Description
تفصیل
Bismuth is a chemical element with symbol Bi and atomic number 83. Bismuth, a trivalent poor metal, chemically resembles arsenic and antimony. Elemental bismuth may occur naturally uncombined, although its sulfide and oxide form important commercial ores. The free element is 86% as dense as lead. It is a brittle metal with a silvery white color when newly made, but often seen in air with a pink tinge owing to the surface oxide. Bismuth metal has been known from ancient times, although until the 18th century it was often confused with lead and tin, which each have some of the metal's bulk physical properties. The etymology is uncertain but possibly comes from Arabic "bi ismid" meaning having the properties of antimony or German words weisse masse or wismuth meaning white mass.

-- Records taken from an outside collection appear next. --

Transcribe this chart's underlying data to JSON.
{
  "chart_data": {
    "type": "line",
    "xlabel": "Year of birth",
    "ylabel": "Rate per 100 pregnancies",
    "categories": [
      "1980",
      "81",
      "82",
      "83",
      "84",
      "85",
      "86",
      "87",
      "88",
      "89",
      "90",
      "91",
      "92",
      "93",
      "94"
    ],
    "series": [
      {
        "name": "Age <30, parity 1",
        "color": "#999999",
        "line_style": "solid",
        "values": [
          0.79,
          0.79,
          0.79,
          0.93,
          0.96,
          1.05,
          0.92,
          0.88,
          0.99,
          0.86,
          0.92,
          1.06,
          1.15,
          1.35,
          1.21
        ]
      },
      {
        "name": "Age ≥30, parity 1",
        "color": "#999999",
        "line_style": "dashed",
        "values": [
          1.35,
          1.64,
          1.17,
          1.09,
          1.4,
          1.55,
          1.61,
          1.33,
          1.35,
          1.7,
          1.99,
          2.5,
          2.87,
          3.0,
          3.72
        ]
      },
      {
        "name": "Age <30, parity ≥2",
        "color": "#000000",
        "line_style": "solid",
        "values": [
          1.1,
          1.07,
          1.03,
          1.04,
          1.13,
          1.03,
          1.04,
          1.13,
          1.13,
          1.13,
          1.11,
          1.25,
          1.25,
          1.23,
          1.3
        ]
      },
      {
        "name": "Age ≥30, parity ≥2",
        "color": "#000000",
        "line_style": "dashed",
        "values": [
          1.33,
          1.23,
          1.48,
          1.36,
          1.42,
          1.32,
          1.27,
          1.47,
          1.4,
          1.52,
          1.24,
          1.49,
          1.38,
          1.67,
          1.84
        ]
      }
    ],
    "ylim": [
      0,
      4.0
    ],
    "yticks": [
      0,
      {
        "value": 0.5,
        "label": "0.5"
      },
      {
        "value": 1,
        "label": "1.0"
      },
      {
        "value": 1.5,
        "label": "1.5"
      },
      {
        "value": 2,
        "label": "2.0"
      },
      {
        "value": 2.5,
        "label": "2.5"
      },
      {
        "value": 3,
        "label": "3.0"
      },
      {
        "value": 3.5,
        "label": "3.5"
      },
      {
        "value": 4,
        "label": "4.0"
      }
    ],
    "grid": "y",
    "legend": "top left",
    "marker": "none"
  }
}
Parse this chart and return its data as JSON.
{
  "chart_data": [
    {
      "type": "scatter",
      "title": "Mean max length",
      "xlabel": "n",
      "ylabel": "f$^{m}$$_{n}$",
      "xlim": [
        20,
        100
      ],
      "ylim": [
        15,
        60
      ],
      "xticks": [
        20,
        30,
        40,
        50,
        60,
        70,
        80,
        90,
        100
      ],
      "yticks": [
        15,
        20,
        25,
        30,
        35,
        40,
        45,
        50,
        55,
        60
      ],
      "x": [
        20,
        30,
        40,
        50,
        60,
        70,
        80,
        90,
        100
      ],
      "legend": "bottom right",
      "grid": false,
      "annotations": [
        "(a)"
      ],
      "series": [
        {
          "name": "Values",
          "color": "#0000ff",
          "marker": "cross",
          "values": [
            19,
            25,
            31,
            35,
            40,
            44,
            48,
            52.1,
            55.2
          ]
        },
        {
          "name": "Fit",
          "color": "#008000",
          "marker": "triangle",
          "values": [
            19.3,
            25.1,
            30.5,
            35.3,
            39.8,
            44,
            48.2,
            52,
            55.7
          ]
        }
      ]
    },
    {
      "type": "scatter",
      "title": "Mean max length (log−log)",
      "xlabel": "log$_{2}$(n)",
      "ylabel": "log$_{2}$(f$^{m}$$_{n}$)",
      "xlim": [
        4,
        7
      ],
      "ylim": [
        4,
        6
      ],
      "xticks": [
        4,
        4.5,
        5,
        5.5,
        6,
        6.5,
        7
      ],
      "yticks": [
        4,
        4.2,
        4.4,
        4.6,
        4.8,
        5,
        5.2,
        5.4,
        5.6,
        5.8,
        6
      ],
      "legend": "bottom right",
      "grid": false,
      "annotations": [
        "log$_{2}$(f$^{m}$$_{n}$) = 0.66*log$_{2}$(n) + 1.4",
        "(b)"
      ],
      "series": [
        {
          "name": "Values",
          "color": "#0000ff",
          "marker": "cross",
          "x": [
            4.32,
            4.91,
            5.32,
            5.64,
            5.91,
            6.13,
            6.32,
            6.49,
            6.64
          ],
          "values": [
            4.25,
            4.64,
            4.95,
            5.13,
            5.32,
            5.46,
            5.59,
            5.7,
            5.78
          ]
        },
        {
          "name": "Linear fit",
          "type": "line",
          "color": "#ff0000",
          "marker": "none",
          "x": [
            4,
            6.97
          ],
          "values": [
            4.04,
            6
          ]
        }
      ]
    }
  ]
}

Bismuth is the most naturally diamagnetic of all metals, and only mercury has a lower thermal conductivity.
Bismuth has classically been considered to be the heaviest naturally occurring stable element. Recently, however, it has been found to be very slightly radioactive: its only naturally occurring isotope bismuth-209 decays via alpha decay into thallium-205 with a half-life of more than a billion times the estimated age of the universe.
Bismuth compounds (accounting for about half the production of bismuth) are used in cosmetics, pigments, and a few pharmaceuticals. Bismuth has unusually low toxicity for a heavy metal. As the toxicity of lead has become more apparent in recent years, alloy uses for bismuth metal (presently about a third of bismuth production), as a replacement for lead, have become an increasing part of bismuth's commercial importance.
Bismuth is a brittle metal with a white, silver-pink hue, often occurring in its native form with an iridescent oxide tarnish showing many colors from yellow to blue. The spiral stair stepped structure of a bismuth crystal is the result of a higher growth rate around the outside edges than on the inside edges.
Bismuth is stable to both dry and moist air at ordinary temperatures. When red-hot it reacts with water to make bismuth(III) oxide.
2 Bi + 3 H2O → Bi2O3 + 3 H2
It reacts with large amounts of fluorine to make bismuth(V) fluoride.
2 Bi + 5 F2 → 2 BiF5
It reacts with small amounts of fluorine to make bismuth(III) fluoride.
2 Bi + 3 F2 → 2 BiF3
It also reacts with the other halogens to make bismuth(III) halides.